"Ne güzel şey hatırlamak seni,
ölüm ve zafer haberleri içinden,
hapiste
ve yaşım kırkı geçmiş iken"
Nazım usta böyle diyor işte. Ben de kıyas yapmak çok ileri düzeyde... Her şeyi birbiriyle kıyaslıyorum. İşte burada da nazım ustanın şiirindeki düşünceyi kendi düşüncemle kıyaslıyorum. Nazım sevdiğinin hatırlanmasının nasıl eşsiz bir güzellikte olduğunu anlatıyor.
***
Benim hiç aklımdan çıkmıyor ki ustam, hatırlamanın eşsiz güzelliğini yaşayabileyim.
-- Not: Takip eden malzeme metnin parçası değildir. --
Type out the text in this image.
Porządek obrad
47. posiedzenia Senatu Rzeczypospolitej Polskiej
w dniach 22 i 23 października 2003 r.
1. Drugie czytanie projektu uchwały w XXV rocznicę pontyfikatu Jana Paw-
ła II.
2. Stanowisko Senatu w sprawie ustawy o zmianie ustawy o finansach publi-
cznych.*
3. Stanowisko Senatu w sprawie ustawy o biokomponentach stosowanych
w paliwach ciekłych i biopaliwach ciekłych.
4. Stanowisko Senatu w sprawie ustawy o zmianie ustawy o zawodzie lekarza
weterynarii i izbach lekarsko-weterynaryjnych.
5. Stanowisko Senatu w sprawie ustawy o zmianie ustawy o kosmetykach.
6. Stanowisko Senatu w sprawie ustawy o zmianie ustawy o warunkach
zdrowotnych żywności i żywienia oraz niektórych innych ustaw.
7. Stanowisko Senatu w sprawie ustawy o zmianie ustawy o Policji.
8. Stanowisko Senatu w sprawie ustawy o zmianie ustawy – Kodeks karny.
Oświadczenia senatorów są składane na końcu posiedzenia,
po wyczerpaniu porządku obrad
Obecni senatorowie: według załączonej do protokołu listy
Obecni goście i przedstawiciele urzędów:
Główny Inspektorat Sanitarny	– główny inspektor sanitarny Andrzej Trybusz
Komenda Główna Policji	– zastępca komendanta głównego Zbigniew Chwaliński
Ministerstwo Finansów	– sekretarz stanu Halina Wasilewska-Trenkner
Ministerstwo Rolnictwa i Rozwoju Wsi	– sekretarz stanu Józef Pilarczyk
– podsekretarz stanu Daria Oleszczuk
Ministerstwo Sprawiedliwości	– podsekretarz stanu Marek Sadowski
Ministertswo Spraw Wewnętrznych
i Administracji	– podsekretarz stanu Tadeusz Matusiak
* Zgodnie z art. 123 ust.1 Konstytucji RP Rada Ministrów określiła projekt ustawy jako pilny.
Uyurken bile adını sayıkladığımı, ders anlatırken karşımda sanki beni dinliyormuş gibi siluetini görüp heyecana kapılmama sebep olanı, bir sohbet sırasında, beni sohbetten koparıp kendisiyle muhatap edeni, en güzel manzaranın en güzel yerine geçip ilgiyi kendi üzerine toplayanı, bırakın unutmayı, düşünmeyi tehir etmeyi bile engelleyeni, ancak bütün bunlardan hiç haberi olmayanı hatırlama güzelliğini nasıl yaşayabilirim ki ustam
***
Biliyor musunuz, hiçbir varlığın hiçbir yönüyle kıyaslayamadığım iki varlık; biri Tanrı, biri sevdiğim.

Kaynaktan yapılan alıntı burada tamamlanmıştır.